Since this initial research Gaia has developed as a theoretical and artistic context, embraced by social critics, articulated in music, and developed as an eco-social organizing principle. There is talk also of a Gaian mode of consciousness, one acknowledging that science has a myth-making quality. Closely linked to ecological concepts, Gaian consciousness recognizes that opposites can – in fact, must – coexist.

This emerging form of spirituality is politically consistent with certain strains of Green thinking, in particular deep ecology, holistic feminism, community-based populism, and bio-regionalism. All of these incorporate a subtle awareness of the oneness of life, the interdependence of its limitless manifestations, and its cyclical processes of change and transformation. The sense that we are connected to the cosmos as a whole is a spiritual revelation that ties together the disparate expressions of this new consciousness.

In The Spiritual Dimension of Green Politics, Charlene Spretnak argued persuasively that Green concepts of inter-relatedness and sustainability open the way toward what she called post-modern spirituality. Human beings, she wrote, are social and interconnected, and the boundaries between us are more illusory than we normally think. Taking account of the nature reverence buried within most religious traditions, she concluded that a spiritual grounding can not only answer a deep hunger in modern experience, but also mesh comfortably with the Green tendrils that have sprouted around the world. Like others who are attempting to describe the next stage of humanity's journey, she found herself in a region where cosmic consciousness and political analysis meet.
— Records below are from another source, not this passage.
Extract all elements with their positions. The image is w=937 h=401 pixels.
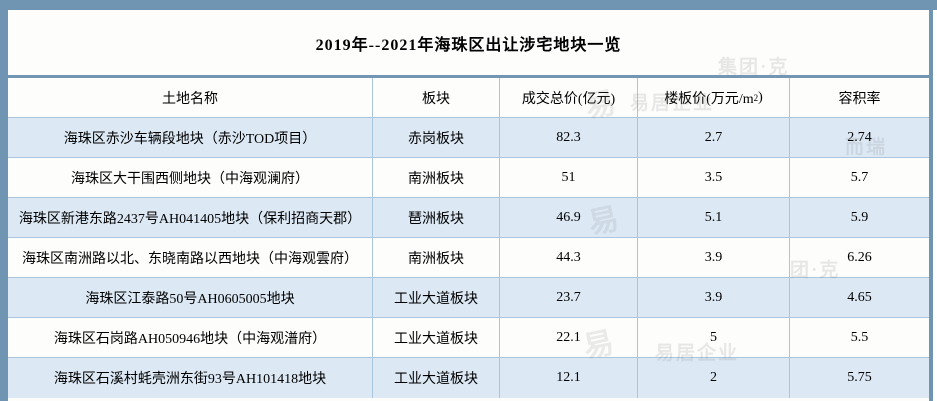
table-row: 海珠区石岗路AH050946地块（中海观潽府） 工业大道板块 22.1 5 5.… <box>8 318 929 358</box>
cell-plot-ratio: 6.26 <box>790 238 929 278</box>
cell-total-price: 44.3 <box>500 238 638 278</box>
cell-plate: 琶洲板块 <box>373 198 500 238</box>
cell-plot-ratio: 5.75 <box>847 370 872 385</box>
cell-floor-price: 5.1 <box>638 198 790 238</box>
cell-plot-ratio: 4.65 <box>790 278 929 318</box>
cell-floor-price: 2 <box>638 358 790 398</box>
land-parcel-table: 2019年--2021年海珠区出让涉宅地块一览 土地名称 板块 成交总价(亿元)… <box>8 10 929 401</box>
cell-plate: 工业大道板块 <box>373 278 500 318</box>
cell-land-name: 海珠区新港东路2437号AH041405地块（保利招商天郡） <box>8 198 373 238</box>
cell-plot-ratio: 5.5 <box>790 318 929 358</box>
table-row: 海珠区石溪村蚝壳洲东街93号AH101418地块 工业大道板块 12.1 2 5… <box>8 358 929 398</box>
frame-right-border <box>929 0 933 401</box>
column-header-floor-price: 楼板价(万元/m 2) <box>638 78 790 118</box>
cell-land-name: 海珠区石岗路AH050946地块（中海观潽府） <box>8 318 373 358</box>
cell-total-price: 12.1 <box>500 358 638 398</box>
cell-plate: 南洲板块 <box>373 238 500 278</box>
frame-left-border <box>0 0 8 401</box>
page-title: 2019年--2021年海珠区出让涉宅地块一览 <box>315 36 622 54</box>
table-row: 海珠区大干围西侧地块（中海观澜府） 南洲板块 51 3.5 5.7 <box>8 158 929 198</box>
table-row: 海珠区江泰路50号AH0605005地块 工业大道板块 23.7 3.9 4.6… <box>8 278 929 318</box>
table-title-section: 2019年--2021年海珠区出让涉宅地块一览 <box>8 10 929 78</box>
cell-land-name: 海珠区赤沙车辆段地块（赤沙TOD项目） <box>8 118 373 158</box>
cell-floor-price: 5 <box>638 318 790 358</box>
table-row: 海珠区赤沙车辆段地块（赤沙TOD项目） 赤岗板块 82.3 2.7 2.74 <box>8 118 929 158</box>
cell-total-price: 51 <box>500 158 638 198</box>
frame-top-border <box>0 0 937 10</box>
table-header-row: 土地名称 板块 成交总价(亿元) 楼板价(万元/m 2) 容积率 <box>8 78 929 118</box>
cell-total-price: 23.7 <box>500 278 638 318</box>
cell-land-name: 海珠区大干围西侧地块（中海观澜府） <box>8 158 373 198</box>
table-row: 海珠区新港东路2437号AH041405地块（保利招商天郡） 琶洲板块 46.9… <box>8 198 929 238</box>
column-header-plot-ratio: 容积率 <box>790 78 929 118</box>
column-header-land-name: 土地名称 <box>8 78 373 118</box>
cell-plate: 赤岗板块 <box>373 118 500 158</box>
cell-plate: 工业大道板块 <box>373 318 500 358</box>
cell-plate: 工业大道板块 <box>373 358 500 398</box>
cell-total-price: 22.1 <box>500 318 638 358</box>
table-row: 海珠区南洲路以北、东晓南路以西地块（中海观雲府） 南洲板块 44.3 3.9 6… <box>8 238 929 278</box>
cell-plot-ratio: 5.9 <box>790 198 929 238</box>
cell-plot-ratio: 5.7 <box>790 158 929 198</box>
cell-total-price: 46.9 <box>500 198 638 238</box>
cell-floor-price: 2.7 <box>638 118 790 158</box>
cell-floor-price: 3.9 <box>638 278 790 318</box>
column-header-plate: 板块 <box>373 78 500 118</box>
cell-total-price: 82.3 <box>500 118 638 158</box>
table-grid: 土地名称 板块 成交总价(亿元) 楼板价(万元/m 2) 容积率 海珠区赤沙车辆段… <box>8 78 929 398</box>
cell-floor-price: 3.5 <box>638 158 790 198</box>
cell-plot-ratio: 2.74 <box>790 118 929 158</box>
cell-floor-price: 3.9 <box>638 238 790 278</box>
cell-land-name: 海珠区南洲路以北、东晓南路以西地块（中海观雲府） <box>8 238 373 278</box>
cell-land-name: 海珠区江泰路50号AH0605005地块 <box>8 278 373 318</box>
column-header-total-price: 成交总价(亿元) <box>500 78 638 118</box>
cell-land-name: 海珠区石溪村蚝壳洲东街93号AH101418地块 <box>8 358 373 398</box>
cell-plate: 南洲板块 <box>373 158 500 198</box>
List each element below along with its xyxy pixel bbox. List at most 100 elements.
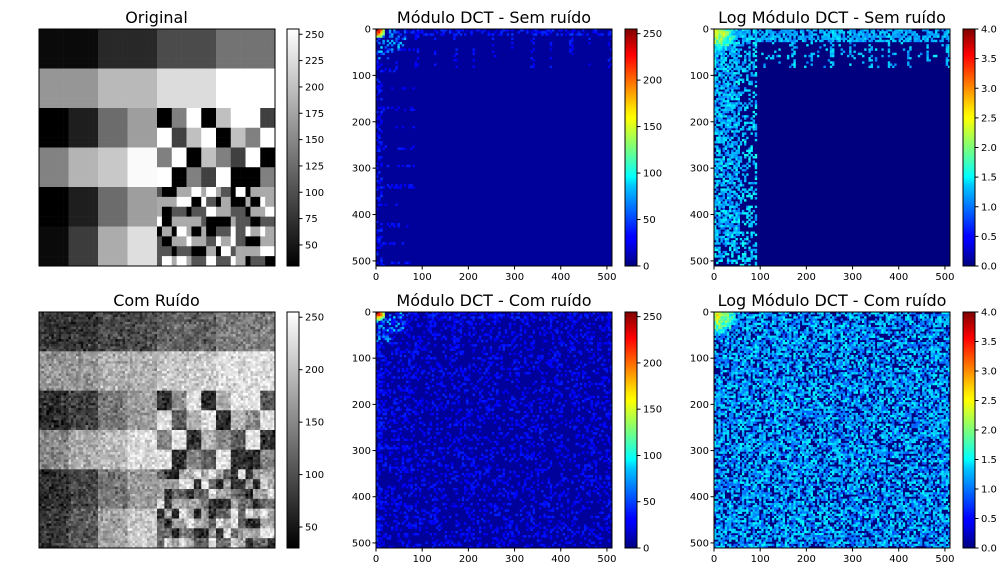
pixel-cell — [171, 221, 177, 227]
heatmap-cell — [386, 57, 390, 60]
pixel-cell — [127, 221, 133, 227]
heatmap-cell — [864, 33, 867, 36]
pixel-cell — [240, 112, 246, 119]
pixel-cell — [211, 211, 217, 217]
pixel-cell — [196, 157, 202, 163]
heatmap-cell — [754, 132, 758, 135]
heatmap-cell — [799, 29, 803, 32]
pixel-cell — [206, 137, 212, 143]
heatmap-cell — [720, 257, 723, 260]
heatmap-cell — [718, 147, 721, 150]
heatmap-cell — [748, 207, 751, 211]
pixel-cell — [230, 251, 236, 257]
heatmap-cell — [915, 33, 919, 36]
pixel-cell — [70, 312, 74, 315]
heatmap-cell — [748, 257, 751, 260]
pixel-cell — [220, 103, 227, 109]
pixel-cell — [196, 216, 202, 222]
pixel-cell — [166, 241, 173, 247]
heatmap-cell — [599, 33, 602, 36]
pixel-cell — [102, 33, 109, 40]
heatmap-cell — [729, 207, 732, 211]
heatmap-cell — [722, 212, 725, 215]
pixel-cell — [265, 246, 271, 252]
heatmap-cell — [907, 61, 910, 64]
heatmap-cell — [547, 29, 551, 32]
heatmap-cell — [724, 106, 728, 109]
pixel-cell — [184, 312, 187, 315]
heatmap-cell — [744, 37, 747, 41]
heatmap-cell — [750, 61, 753, 64]
pixel-cell — [240, 33, 246, 40]
heatmap-cell — [739, 93, 743, 97]
heatmap-cell — [902, 29, 906, 32]
pixel-cell — [132, 103, 138, 109]
pixel-cell — [107, 68, 114, 74]
heatmap-cell — [733, 151, 736, 155]
pixel-cell — [157, 68, 163, 74]
pixel-cell — [48, 201, 55, 208]
pixel-cell — [117, 103, 123, 109]
heatmap-cell — [767, 54, 771, 58]
pixel-cell — [132, 88, 138, 94]
pixel-cell — [147, 314, 150, 318]
heatmap-cell — [560, 29, 563, 32]
pixel-cell — [83, 53, 89, 59]
pixel-cell — [68, 63, 74, 69]
heatmap-cell — [739, 119, 743, 122]
pixel-cell — [220, 112, 227, 119]
pixel-cell — [159, 312, 163, 315]
heatmap-cell — [735, 93, 738, 97]
heatmap-cell — [735, 128, 738, 131]
pixel-cell — [83, 312, 87, 315]
pixel-cell — [137, 211, 143, 217]
pixel-cell — [201, 142, 207, 148]
heatmap-cell — [737, 65, 740, 69]
heatmap-cell — [726, 72, 730, 75]
pixel-cell — [127, 88, 133, 94]
heatmap-cell — [733, 37, 736, 41]
pixel-cell — [43, 29, 50, 35]
pixel-cell — [235, 236, 241, 242]
heatmap-cell — [765, 39, 768, 43]
heatmap-cell — [877, 35, 880, 38]
heatmap-cell — [726, 100, 730, 103]
pixel-cell — [78, 216, 84, 222]
pixel-cell — [137, 256, 143, 262]
heatmap-cell — [795, 31, 798, 34]
pixel-cell — [157, 196, 163, 203]
pixel-cell — [68, 152, 74, 158]
heatmap-cell — [733, 248, 736, 252]
pixel-cell — [235, 191, 241, 198]
pixel-cell — [63, 103, 69, 109]
pixel-cell — [240, 312, 244, 315]
heatmap-cell — [829, 61, 833, 64]
pixel-cell — [127, 53, 133, 59]
pixel-cell — [95, 319, 99, 323]
heatmap-cell — [720, 192, 723, 196]
heatmap-cell — [941, 29, 944, 32]
heatmap-cell — [737, 162, 740, 165]
pixel-cell — [152, 211, 158, 217]
pixel-cell — [157, 48, 163, 54]
pixel-cell — [43, 236, 50, 242]
pixel-cell — [196, 251, 202, 257]
pixel-cell — [176, 261, 182, 267]
pixel-cell — [107, 316, 111, 320]
pixel-cell — [171, 236, 177, 242]
pixel-cell — [100, 314, 104, 318]
pixel-cell — [230, 177, 236, 183]
heatmap-cell — [592, 29, 596, 32]
pixel-cell — [255, 256, 261, 262]
pixel-cell — [171, 122, 177, 129]
heatmap-cell — [722, 93, 725, 97]
heatmap-cell — [900, 41, 904, 45]
pixel-cell — [191, 53, 197, 59]
pixel-cell — [255, 103, 261, 109]
heatmap-cell — [376, 253, 379, 256]
pixel-cell — [157, 63, 163, 69]
heatmap-cell — [397, 46, 400, 49]
pixel-cell — [48, 261, 55, 267]
heatmap-cell — [750, 222, 753, 226]
pixel-cell — [206, 33, 212, 40]
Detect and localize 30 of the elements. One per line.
William Irwin Thompson defined the current transition as a shift from the cultural ecology of the Atlantic, with its capitalist, industrial approach, to a new Pacific ecology that is more communal and balanced. On the spiritual level, this translates as a move from obedience to symbiosis. Working with a series of paradoxes, he noted that "Good at one level of order becomes evil at another.... In the age of mental understanding of doctrine (the current Atlantic era), obedience to law is evil, for it aborts the development of the mind. In an age of universal compassion (the new Pacific era), understanding of doctrine becomes evil, for it simply sanctifies murder in religious warfare."

The key to a new age, says Thompson, is the acceptance of difference, "the consciousness of the unique that contributes to the understanding of the universal." The main danger, on the other hand, is what he has labeled "collectivization through terror," the stamping out of differences. Just as mono-crop agriculture does violence to nature, a mono-crop society – essentially the extreme of an industrial mentality – would be deadly to human nature. Even Green politics, which may yet develop an ecology of consciousness, could instead become a fundamentalist ideology, rejecting flexibility and promoting a Luddite contempt for innovation.

"The real secret of freedom," Thompson once wrote, "seems to lie in the ability to deal with ambiguity, the capacity to tolerate noise and yet hear within its wild, randomizing abandon the possibilities of innovation and transformation."